[Antonina by Wilkie Collins]@TWC D-Link bookAntonina CHAPTER 22 4/35
Many of them died on the way; many lost their resolution to proceed to the end of their journey, and took shelter sullenly in the empty houses on the road; many found opportunities for plunder and crime as they proceeded, which tempted them from their destination; but many persevered in their purpose--the living dragging the dying along with them, the desperate driving the cowardly before them in malignant sport, until they gained the palace gates.
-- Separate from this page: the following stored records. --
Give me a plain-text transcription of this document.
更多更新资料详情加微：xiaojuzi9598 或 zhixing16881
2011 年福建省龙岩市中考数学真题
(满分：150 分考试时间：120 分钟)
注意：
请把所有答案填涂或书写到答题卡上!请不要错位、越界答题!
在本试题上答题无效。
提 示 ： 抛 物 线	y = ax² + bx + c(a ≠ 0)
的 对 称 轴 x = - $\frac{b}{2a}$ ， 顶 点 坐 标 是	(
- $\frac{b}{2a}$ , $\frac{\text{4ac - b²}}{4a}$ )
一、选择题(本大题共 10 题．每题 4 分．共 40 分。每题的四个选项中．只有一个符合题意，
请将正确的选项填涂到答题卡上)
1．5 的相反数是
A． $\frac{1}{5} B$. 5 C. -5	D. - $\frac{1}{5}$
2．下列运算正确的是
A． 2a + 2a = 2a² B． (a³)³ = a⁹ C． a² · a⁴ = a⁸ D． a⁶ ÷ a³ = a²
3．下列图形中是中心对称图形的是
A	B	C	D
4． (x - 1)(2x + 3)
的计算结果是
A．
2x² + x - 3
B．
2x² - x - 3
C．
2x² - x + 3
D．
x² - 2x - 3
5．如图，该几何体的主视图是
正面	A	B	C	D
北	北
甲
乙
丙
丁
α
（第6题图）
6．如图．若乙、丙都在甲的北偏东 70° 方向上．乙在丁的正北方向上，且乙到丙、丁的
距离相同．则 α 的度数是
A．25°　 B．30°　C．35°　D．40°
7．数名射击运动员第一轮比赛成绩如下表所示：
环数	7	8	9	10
It was by their voices, as they reached her ear from the street, that the fast-sinking faculties of Antonina had been startled, though not revived; and there, on the broad pavement, lay these citizens of a fallen city--a congregation of pestilence and crime--a starving and an awful band! The moon, brightened by the increasing darkness, now clearly illuminated the street, and revealed, in a narrow space, a various and impressive scene. One side of the roadway in which stood Vetranio's palace was occupied, along each extremity, as far as the eye could reach at night, by the groves and outbuildings attached to the senator's mansion.
The palace grounds, at the higher and farther end of the street--looking from the Pincian Gate--crossed it by a wide archway, and then stretched backward, until they joined the trees of the little garden of Numerian's abode.
In a line with this house, but separated from it by a short space, stood a long row of buildings, let out floor by floor to separate occupants, and towering to an unwieldy altitude; for in ancient Rome, as in modern London, in consequence of the high price of land in an over-populated city, builders could only secure space in a dwelling by adding inconveniently to its height.
Beyond these habitations rose the trees surrounding another patrician abode; and beyond that the houses took a sudden turn, and nothing more was visible in a straight line but the dusky, indefinite objects of the distant view. The whole appearance of the street before Vetranio's mansion, had it been unoccupied by the repulsive groups now formed in it, would have been eminently beautiful at the hours of which we now write.